Additionally, unlike most other types of labor and employment cases, actions involving the FLSA cannot be settled without the approval of a court or the supervision of the U.S. Department of Labor. In deciding whether to approve such a settlement, courts consider whether the terms of the parties’ agreement are the product of a “reasonable compromise” rather than “overreaching” by the employer.
One component of the “reasonable compromise” analysis has historically been whether the plaintiff’s attorneys’ fees were proportional to the amount of plaintiff’s recovery. Federal courts in the Second Circuit (including those in New York) usually capped the amount of plaintiff’s attorneys’ fees at one-third of plaintiff’s recovery. The practical effect of this was that, if plaintiff’s attorney spent significant time to recover a relatively small amount of damages, the amount of fees recoverable by plaintiff’s counsel would not fairly compensate the attorney for the work performed. This deterred plaintiffs’ attorneys from taking smaller cases, and left employers with less incentive to settle early.

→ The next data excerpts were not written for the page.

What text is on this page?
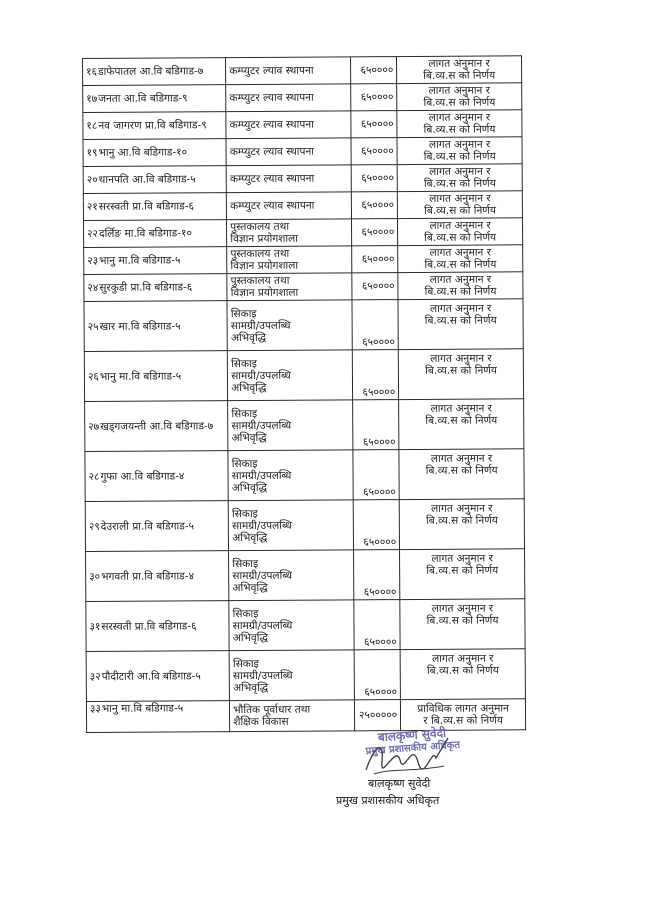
१६डाफेपातल आ.वि बडिगाड-७	कम्प्युटर ल्याव स्थापना	६५००००	लागत अनुमान र
बि.व्य.स को निर्णय

१७जनता आ.वि बडिगाड-९	कम्प्युटर ल्याव स्थापना	६५००००	लागत अनुमान र
बि.व्य.स को निर्णय

१८नव जागरण प्रा.वि बडिगाड-९	कम्प्युटर ल्याव स्थापना	६५००००	लागत अनुमान र
बि.व्य.स को निर्णय

१९भानु आ.वि बडिगाड-१०	कम्प्युटर ल्याव स्थापना	६५००००	लागत अनुमान र
बि.व्य.स को निर्णय

२०थानपति आ.वि बडिगाड-५	कम्प्युटर ल्याव स्थापना	६५००००	लागत अनुमान र
बि.व्य.स को निर्णय

२१सरस्वती प्रा.वि बडिगाड-६	कम्प्युटर ल्याव स्थापना	६५००००	लागत अनुमान र
बि.व्य.स को निर्णय

२२दर्लिङ मा.वि बडिगाड-१०	पुस्तकालय तथा
विज्ञान प्रयोगशाला	६५००००	लागत अनुमान र
बि.व्य.स को निर्णय

२३भानु मा.वि बडिगाड-५	पुस्तकालय तथा
विज्ञान प्रयोगशाला	६५००००	लागत अनुमान र
बि.व्य.स को निर्णय

२४सुरकुडी प्रा.वि बडिगाड-६	पुस्तकालय तथा
विज्ञान प्रयोगशाला	६५००००	लागत अनुमान र
बि.व्य.स को निर्णय

२५खार मा.वि बडिगाड-५	सिकाइ
सामग्री/उपलब्धि
अभिवृद्धि	६५००००	लागत अनुमान र
बि.व्य.स को निर्णय

२६भानु मा.वि बडिगाड-५	सिकाइ
सामग्री/उपलब्धि
अभिवृद्धि	६५००००	लागत अनुमान र
बि.व्य.स को निर्णय

२७खड्गजयन्ती आ.वि बडिगाड-७	सिकाइ
सामग्री/उपलब्धि
अभिवृद्धि	६५००००	लागत अनुमान र
बि.व्य.स को निर्णय

२८गुफा आ.वि बडिगाड-४	सिकाइ
सामग्री/उपलब्धि
अभिवृद्धि	६५००००	लागत अनुमान र
बि.व्य.स को निर्णय

२९देउराली प्रा.वि बडिगाड-५	सिकाइ
सामग्री/उपलब्धि
अभिवृद्धि	६५००००	लागत अनुमान र
बि.व्य.स को निर्णय

३०भगवती प्रा.वि बडिगाड-४	सिकाइ
सामग्री/उपलब्धि
अभिवृद्धि	६५००००	लागत अनुमान र
बि.व्य.स को निर्णय

३१सरस्वती प्रा.वि बडिगाड-६	सिकाइ
सामग्री/उपलब्धि
अभिवृद्धि	६५००००	लागत अनुमान र
बि.व्य.स को निर्णय

३२पौदीटारी आ.वि बडिगाड-५	सिकाइ
सामग्री/उपलब्धि
अभिवृद्धि	६५००००	लागत अनुमान र
बि.व्य.स को निर्णय

३३भानु मा.वि बडिगाड-५	भौतिक पूर्वाधार तथा
शैक्षिक विकास	२५०००००	प्राविधिक लागत अनुमान
र बि.व्य.स को निर्णय
बालकृष्ण सुवेदी
प्रमुख प्रशासकीय अधिकृत
बालकृष्ण सुवेदी
प्रमुख प्रशासकीय अधिकृत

On February 4, 2020, the U.S. Court of Appeals for the Second Circuit overruled the so-called “proportionality rule”. In Fisher v. SD Protection, Inc., ___ F.3d ___ (2d Cir. 2020), the District Court rejected a FLSA settlement which provided that the plaintiff was to receive $2,000 and his counsel was to receive $23,000. The District Court effectively rewrote the settlement so that plaintiff would receive $15,000 and his attorneys would receive the balance.
The Second Circuit reversed, finding that the proportionality rule impeded the FLSA’s purpose of “ensur[ing] a fair day’s pay for a fair day’s work”, and had to be eliminated in order to “encourage members of the bar to provide legal services to those whose wage claims might otherwise be too small to justify the retention of able, legal counsel.”
The Second Circuit also held that District Courts are not at liberty to rewrite parties’ settlement agreements. If the Court finds the terms of a settlement unreasonable, it must reject the agreement and send it back to the parties for renegotiation or with a direction to proceed with the litigation. The Court may, however, make suggestions about what it would consider a reasonable amount of attorneys’ fees for plaintiff’s counsel.
The Second Circuit’s determination in Fisher fortifies the protections available to employees under the FLSA. However, employers must take heed of this increased exposure to liability, and consider whether an early settlement (at a stage when plaintiff’s attorneys have not spent significant time on the matter) would be more advantageous in the long-run as a matter of dollars and cents.